Latest Bank of England data released in recent days shows net mortgage approvals for house purchases rose from 47,900 in October to 50,100 in November, and net approvals for remortgaging up from 24,000 in October to 27,000 in November.

Meanwhile, net borrowing of consumer credit by individuals amounted to £2.0 billion in November, up from £1.4 billion in the previous month.

The lenders’ rates war appears to be working according to analysts.


Tom Bill, head of UK residential research at Knight Frank, says: “The logic is simple: demand for mortgages has risen in recent weeks as rates have fallen. With inflation under 4.0 per cent and money markets pricing in multiple rate cuts this year, we expect housing market activity to keep rising from a low base, which will put upwards pressure on prices.”

And his colleague Simon Gammon - managing partner, Knight Frank Finance - adds: "The fall in mortgage rates since late July has stabilised the market and underpinned a moderate recovery in purchasing activity. That said, activity is still well below long run averages and likely won't recover fully until mortgage rates fall further and wage growth improves affordability. The good news is mortgage rates are now falling quite quickly. Lenders have new targets at the start of the year and are locked in a battle for market share in a sluggish market.”

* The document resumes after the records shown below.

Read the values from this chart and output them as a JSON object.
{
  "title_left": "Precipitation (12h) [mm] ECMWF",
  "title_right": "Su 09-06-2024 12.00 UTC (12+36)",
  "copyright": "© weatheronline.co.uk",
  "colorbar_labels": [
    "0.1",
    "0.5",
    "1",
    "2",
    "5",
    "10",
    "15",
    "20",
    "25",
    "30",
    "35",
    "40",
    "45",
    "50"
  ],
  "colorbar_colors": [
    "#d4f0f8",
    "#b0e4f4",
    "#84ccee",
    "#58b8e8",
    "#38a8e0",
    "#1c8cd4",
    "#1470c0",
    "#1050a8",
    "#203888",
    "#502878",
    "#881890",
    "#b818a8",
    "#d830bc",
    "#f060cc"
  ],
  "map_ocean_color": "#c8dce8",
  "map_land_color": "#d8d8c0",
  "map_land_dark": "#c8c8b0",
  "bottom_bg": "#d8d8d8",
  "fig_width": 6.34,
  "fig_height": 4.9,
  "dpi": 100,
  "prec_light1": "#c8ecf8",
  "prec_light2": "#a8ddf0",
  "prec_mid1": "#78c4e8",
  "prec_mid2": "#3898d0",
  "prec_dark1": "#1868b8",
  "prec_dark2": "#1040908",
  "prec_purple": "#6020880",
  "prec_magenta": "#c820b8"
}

Meanwhile Harps Garcha, director at the Brooklyns Financial brokerage, comments: "This data matches what we saw on the ground. We experienced a surge in demand for both purchases and remortgages in November, and this trend continued in December and into the first week of 2024. Lower mortgage rates, falling inflation and the prospect of a cut to the base rate sooner rather than later, are driving demand and boosting confidence among buyers.”

Justin Moy, managing director at EHF Mortgages, agrees: "Enquiries over the past two months have definitely increased, and while some may be a little more speculative and focused on a potential home move for later in 2024, there is a clear improvement in the mood of borrowers. Rates will find a new lower level over the coming months, backed up by a few base rate cuts as the economy allows. There is a real determination from some lenders to have products that appeal to all LTV levels, although lower LTVs will continue to dominate the headlines.”

Mark Harris, chief executive of mortgage broker SPF Private Clients, adds: “Back in November, mortgage approvals rose as the pause in rate hikes gave borrowers hope that rates may have peaked. Fast forward to a new year and we find ourselves in the midst of a mortgage price war. With HSBC launching a five-year fix at 3.94 per cent today, following Halifax’s reductions of up to 0.83 percentage points on Tuesday, the gloves really are off. With 2023 being a disappointing year in terms of amount of business done, lenders are keen to get this year off to a cracking start. It is great news for borrowers who have struggled with affordability over the past few months. Although borrowers remortgaging this year will still see an increase in their payments, the pain will not be as bad as it could have been.”